His heart pounded. The handprint. The whisper. It was her.
"So cold," she murmured, almost tenderly. "Are you unwell?"
The words were mockery. She already knew the answer.
He spun, sword half-raised.
"Why are you here? What do you want?"
Her lips parted in a faint laugh, and she danced her fingers along the dulled blade’s edge, unafraid. Then she wrapped her arms around him, gently, firmly, wetly. Her voice lapped against his senses like tide over sand.
"You want what you lost. But the sword alone will not return it. Share warmth with me here; beneath Máni’s eye and the lights of the north. And when Sol rises, you may have back what was taken."
His mind told him to run. Not only did every ounce of his being tell him this woman was something beyond his comprehension.
He was a married man. Oaths were sworn, and his love for Roisin was strong, he would never even entertain the idea of betraying her.
Even if his soul had been claimed by the sea, he would challenge her to prove she could take him in full every time he rode Fáfnirsfangr into her domain!
But.... the scent of salt, of ocean, of unspoken things, it overwhelmed him. His senses betrayed him, and then...
And then there was darkness.
When dawn came, he was alone. His clothes were gone. The sword too. Only the bear pelt remained beneath him, dry despite the melting frost.
There were no footprints. No signs. And he thought for but the briefest moment, perhaps there never was.
Yet the hollowness he had carried since the trial beneath the waves had vanished.
He felt it in his limbs, heavy once more with life, and in his breath, which no longer steamed in ragged wisps.
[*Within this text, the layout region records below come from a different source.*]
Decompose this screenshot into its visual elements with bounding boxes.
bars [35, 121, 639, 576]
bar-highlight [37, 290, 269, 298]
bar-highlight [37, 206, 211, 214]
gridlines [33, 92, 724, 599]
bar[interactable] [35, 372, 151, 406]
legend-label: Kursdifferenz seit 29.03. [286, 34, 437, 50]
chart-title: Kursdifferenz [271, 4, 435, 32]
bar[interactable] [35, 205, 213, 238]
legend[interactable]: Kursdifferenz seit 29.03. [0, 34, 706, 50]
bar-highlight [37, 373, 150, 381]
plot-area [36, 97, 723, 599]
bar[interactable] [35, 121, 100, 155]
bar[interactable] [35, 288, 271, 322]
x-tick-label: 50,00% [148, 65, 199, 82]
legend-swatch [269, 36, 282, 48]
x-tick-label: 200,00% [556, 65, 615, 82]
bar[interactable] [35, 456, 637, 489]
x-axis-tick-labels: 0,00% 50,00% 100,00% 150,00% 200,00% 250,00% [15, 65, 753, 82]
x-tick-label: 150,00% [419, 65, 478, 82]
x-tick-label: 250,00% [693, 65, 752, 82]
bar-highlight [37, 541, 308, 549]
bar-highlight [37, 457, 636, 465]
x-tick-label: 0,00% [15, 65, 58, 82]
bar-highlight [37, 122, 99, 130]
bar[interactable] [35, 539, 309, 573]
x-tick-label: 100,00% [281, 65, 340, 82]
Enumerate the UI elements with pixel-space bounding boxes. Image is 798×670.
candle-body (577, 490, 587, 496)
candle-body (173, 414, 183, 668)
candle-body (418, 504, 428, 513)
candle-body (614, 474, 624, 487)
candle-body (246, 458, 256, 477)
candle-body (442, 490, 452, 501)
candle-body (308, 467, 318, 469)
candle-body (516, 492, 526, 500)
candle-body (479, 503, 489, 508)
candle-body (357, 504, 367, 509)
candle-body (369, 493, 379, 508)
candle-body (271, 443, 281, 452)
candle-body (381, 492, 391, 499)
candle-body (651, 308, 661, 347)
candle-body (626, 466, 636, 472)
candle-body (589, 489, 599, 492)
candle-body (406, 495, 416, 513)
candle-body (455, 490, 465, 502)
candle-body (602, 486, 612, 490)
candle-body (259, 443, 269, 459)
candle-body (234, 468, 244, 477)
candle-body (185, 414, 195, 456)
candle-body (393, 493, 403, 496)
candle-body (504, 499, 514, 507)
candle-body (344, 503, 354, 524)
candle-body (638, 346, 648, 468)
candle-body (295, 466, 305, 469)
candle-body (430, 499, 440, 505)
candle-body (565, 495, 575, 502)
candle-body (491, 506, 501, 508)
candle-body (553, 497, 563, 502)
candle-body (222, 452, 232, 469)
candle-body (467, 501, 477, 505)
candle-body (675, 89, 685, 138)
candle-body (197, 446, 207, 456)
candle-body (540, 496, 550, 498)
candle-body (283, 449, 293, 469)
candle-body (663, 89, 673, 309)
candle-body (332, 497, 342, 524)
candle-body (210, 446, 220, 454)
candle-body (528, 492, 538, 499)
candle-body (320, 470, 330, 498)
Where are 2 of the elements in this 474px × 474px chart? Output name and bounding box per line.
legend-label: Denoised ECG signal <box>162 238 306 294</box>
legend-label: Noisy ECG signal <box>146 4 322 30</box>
The cold still clung to him, but no longer as an intruder, it felt more like a memory, the kind that aches in old wounds when storms come.
What had he traded? What had he reclaimed?
His body was his. His mind, intact. His soul... he could not say.
It no longer felt absent, but neither did it feel untouched.
There was something woven into him now. Something ancient. Not cruel, but indifferent.
And he could feel it watching from far below the waves, like a slumbering leviathan half-remembered in dream.
The sea, as always, did not answer. It never had. It never would. But it had acknowledged him, and that was worse.
He had no recollection of what happened that night after everything went black, but he would never forget her...
No matter how hard he tried. Not her voice. Not her scent. Not the way the world had bent in her presence, like frost curling under firelight.
She had not touched the sword until he permitted it. She had not taken his soul, only borrowed his warmth. And he had given it, not out of lust, nor fear — but something deeper. Something older. Something he did not yet understand.